- Born: 21 February 1933 Ballintemple, Cork, Ireland
- Died: 16 August 2017 (aged 84) College Road, Cork, Ireland
- Occupations: Insurance salesman, actor, comedian, director, producer, writer
- Years active: 1944–2017
- Television: Newsbeat; Hall's Pictorial Weekly;
- Spouse: Marie Twomey
- Children: 1 boy and 2 girls

= Michael Twomey (actor) =

Irish actor, comedian, director, producer and writer

Michael F. Twomey (21 February 1933 – 16 August 2017) was an Irish actor, comedian, director, producer and writer who together with Frank Duggan formed the award-winning double act Cha and Miah. The partnership lasted from 1969 until their retirement in 2012.

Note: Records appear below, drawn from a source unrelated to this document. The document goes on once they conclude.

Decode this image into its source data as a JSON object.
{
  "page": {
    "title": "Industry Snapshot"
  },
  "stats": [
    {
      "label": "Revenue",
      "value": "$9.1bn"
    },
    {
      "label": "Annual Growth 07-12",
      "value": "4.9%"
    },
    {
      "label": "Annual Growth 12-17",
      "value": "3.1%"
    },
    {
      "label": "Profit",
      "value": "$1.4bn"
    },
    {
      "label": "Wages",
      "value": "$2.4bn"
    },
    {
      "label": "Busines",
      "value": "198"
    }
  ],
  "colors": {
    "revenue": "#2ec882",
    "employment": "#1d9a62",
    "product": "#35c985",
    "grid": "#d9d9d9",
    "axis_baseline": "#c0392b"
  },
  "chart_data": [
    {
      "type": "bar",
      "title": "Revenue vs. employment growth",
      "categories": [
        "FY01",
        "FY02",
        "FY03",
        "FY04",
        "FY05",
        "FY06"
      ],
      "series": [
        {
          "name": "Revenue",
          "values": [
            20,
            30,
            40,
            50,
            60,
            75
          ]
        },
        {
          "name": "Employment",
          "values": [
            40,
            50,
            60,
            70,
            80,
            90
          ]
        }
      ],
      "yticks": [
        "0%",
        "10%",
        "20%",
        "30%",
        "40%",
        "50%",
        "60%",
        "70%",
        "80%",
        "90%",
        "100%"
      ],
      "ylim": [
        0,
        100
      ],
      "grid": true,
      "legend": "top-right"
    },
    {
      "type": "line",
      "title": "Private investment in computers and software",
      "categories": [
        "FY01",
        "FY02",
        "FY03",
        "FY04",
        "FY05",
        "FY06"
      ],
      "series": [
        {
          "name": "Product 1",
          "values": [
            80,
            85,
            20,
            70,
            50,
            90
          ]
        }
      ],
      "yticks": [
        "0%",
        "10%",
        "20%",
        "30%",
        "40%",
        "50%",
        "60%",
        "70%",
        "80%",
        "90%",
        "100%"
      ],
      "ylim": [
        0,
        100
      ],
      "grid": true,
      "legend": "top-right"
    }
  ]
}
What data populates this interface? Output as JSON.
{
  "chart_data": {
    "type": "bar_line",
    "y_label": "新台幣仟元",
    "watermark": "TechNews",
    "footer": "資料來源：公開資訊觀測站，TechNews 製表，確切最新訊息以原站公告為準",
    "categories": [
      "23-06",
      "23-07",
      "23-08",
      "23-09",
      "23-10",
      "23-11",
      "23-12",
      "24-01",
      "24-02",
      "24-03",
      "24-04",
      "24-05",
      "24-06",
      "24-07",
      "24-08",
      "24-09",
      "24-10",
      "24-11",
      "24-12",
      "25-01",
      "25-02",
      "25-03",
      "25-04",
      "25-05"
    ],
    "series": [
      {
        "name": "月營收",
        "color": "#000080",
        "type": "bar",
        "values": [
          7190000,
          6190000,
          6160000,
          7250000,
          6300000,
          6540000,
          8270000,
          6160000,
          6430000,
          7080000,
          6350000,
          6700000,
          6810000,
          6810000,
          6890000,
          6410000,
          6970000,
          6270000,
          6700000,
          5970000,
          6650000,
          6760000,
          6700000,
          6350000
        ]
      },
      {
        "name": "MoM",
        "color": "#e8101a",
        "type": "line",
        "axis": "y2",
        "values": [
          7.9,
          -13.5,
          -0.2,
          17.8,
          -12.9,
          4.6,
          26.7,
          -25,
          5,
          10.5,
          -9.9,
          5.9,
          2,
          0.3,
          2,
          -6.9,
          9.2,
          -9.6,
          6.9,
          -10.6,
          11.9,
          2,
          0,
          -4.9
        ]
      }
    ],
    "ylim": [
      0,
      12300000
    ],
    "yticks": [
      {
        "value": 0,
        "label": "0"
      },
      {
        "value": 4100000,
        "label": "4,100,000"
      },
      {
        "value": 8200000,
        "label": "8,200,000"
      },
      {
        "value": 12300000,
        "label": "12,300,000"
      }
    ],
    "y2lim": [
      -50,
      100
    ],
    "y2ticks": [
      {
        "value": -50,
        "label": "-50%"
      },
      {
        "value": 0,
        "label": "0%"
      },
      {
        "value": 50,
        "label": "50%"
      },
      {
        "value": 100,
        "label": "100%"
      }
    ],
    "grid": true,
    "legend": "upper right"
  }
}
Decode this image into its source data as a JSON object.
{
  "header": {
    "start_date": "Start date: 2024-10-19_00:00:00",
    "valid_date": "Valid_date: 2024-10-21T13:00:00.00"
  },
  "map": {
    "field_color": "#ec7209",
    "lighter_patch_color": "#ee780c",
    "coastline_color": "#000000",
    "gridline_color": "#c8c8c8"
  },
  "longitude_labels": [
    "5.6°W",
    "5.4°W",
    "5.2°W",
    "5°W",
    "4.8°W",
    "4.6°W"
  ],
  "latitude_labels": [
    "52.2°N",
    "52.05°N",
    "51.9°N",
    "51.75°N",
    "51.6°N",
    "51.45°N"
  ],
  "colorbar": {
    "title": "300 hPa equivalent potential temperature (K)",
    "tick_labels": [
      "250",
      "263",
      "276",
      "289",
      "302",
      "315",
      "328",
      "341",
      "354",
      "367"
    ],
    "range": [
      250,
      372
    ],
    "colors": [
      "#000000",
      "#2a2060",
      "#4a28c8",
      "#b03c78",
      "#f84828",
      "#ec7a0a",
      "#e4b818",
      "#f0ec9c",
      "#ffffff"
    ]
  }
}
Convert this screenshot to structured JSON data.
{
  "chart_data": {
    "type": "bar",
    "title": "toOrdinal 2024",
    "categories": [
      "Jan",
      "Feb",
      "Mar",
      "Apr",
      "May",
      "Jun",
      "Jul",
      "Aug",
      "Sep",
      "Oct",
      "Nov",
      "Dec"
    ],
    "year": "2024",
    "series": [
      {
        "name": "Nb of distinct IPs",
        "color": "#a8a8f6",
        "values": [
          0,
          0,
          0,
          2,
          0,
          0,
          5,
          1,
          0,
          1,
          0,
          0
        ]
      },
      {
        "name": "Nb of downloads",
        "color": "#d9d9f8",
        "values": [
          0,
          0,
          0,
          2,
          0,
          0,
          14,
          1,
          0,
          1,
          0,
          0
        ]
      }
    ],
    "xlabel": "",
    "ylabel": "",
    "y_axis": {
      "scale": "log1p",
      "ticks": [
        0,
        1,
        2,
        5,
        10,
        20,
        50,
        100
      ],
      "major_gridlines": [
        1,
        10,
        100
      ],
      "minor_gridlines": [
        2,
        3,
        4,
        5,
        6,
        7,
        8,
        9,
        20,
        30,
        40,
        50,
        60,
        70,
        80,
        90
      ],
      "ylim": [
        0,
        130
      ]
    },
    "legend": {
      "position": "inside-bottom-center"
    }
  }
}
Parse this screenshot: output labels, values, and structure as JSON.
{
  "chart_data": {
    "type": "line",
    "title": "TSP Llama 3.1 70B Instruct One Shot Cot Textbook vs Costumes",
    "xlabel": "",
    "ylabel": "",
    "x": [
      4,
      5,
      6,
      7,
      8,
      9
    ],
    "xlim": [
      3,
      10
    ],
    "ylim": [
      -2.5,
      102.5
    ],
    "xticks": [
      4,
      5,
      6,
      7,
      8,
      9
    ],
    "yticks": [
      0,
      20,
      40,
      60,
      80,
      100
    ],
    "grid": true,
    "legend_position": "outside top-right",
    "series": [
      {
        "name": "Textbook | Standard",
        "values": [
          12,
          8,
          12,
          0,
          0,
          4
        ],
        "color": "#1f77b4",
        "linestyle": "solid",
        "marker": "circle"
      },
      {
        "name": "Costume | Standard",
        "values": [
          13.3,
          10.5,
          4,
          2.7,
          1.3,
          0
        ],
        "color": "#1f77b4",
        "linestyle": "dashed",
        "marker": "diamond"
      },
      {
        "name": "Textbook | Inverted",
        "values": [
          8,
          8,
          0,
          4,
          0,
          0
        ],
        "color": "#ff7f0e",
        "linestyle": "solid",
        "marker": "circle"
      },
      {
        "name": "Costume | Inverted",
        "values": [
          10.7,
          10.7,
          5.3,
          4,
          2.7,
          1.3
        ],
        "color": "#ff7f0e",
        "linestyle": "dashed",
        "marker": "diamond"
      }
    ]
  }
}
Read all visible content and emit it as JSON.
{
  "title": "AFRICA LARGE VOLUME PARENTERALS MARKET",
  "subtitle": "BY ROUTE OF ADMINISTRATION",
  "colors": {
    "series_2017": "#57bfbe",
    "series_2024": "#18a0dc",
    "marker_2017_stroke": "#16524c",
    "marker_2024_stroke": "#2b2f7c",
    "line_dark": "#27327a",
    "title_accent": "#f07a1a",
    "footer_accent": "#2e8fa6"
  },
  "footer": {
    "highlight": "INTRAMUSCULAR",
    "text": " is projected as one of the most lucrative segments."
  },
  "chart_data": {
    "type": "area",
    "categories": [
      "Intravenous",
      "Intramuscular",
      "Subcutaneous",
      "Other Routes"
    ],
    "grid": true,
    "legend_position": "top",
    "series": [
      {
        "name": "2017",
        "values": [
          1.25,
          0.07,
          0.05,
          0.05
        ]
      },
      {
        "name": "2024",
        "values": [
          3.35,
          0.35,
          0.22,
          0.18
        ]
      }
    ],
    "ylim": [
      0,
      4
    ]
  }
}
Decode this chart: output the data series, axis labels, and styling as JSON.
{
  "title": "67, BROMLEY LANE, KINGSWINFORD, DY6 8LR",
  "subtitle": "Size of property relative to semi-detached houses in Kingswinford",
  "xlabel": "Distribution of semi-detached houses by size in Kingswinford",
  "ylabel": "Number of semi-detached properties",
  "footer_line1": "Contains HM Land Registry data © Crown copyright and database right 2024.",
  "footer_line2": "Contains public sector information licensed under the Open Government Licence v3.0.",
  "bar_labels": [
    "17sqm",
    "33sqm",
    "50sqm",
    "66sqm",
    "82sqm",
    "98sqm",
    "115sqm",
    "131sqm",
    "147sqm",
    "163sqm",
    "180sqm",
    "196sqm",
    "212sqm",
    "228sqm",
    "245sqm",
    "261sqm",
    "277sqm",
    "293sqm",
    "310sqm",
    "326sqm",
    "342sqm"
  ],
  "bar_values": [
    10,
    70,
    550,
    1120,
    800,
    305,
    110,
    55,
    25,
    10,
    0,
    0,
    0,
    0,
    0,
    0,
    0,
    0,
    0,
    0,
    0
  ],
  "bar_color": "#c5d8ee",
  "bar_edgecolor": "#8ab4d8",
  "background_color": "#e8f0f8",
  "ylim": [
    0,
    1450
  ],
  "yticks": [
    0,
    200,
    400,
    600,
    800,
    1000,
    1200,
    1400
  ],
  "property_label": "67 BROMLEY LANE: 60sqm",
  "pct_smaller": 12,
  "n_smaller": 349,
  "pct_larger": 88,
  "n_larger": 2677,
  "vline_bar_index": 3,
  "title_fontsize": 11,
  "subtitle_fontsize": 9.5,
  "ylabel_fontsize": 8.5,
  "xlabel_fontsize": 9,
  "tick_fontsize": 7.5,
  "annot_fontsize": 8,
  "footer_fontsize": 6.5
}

Born in Cork, Twomey was introduced to the theatre by his mother, an enthusiastic amateur actress. He made his first appeared on stage in the old Cork Opera House in 1944 at the age 11, in Eugene O'Neill's Ah, Wilderness! He played on and off in theatre, pantomime and revues in Cork for the next 70 years and also formed a friendship with the playwright John B. Keane, playing in the early productions of many of his plays with the Southern Theatre Company.

Twomey also had a small part in John Huston's 1956 film Moby Dick, however, his big television break came in 1969 when he performed a spoof interview about the dangers of smoking on Telefís Éireann. When Frank Hall later asked him do a slot on his Newsbeat show, Frank Duggan was drafted in to form a double act. They became household names through their weekly slot on Hall's Pictorial Weekly between 1971 and 1980, with Twomey’s Miah in the role of pub philosopher and the dimwitted Cha as his foil.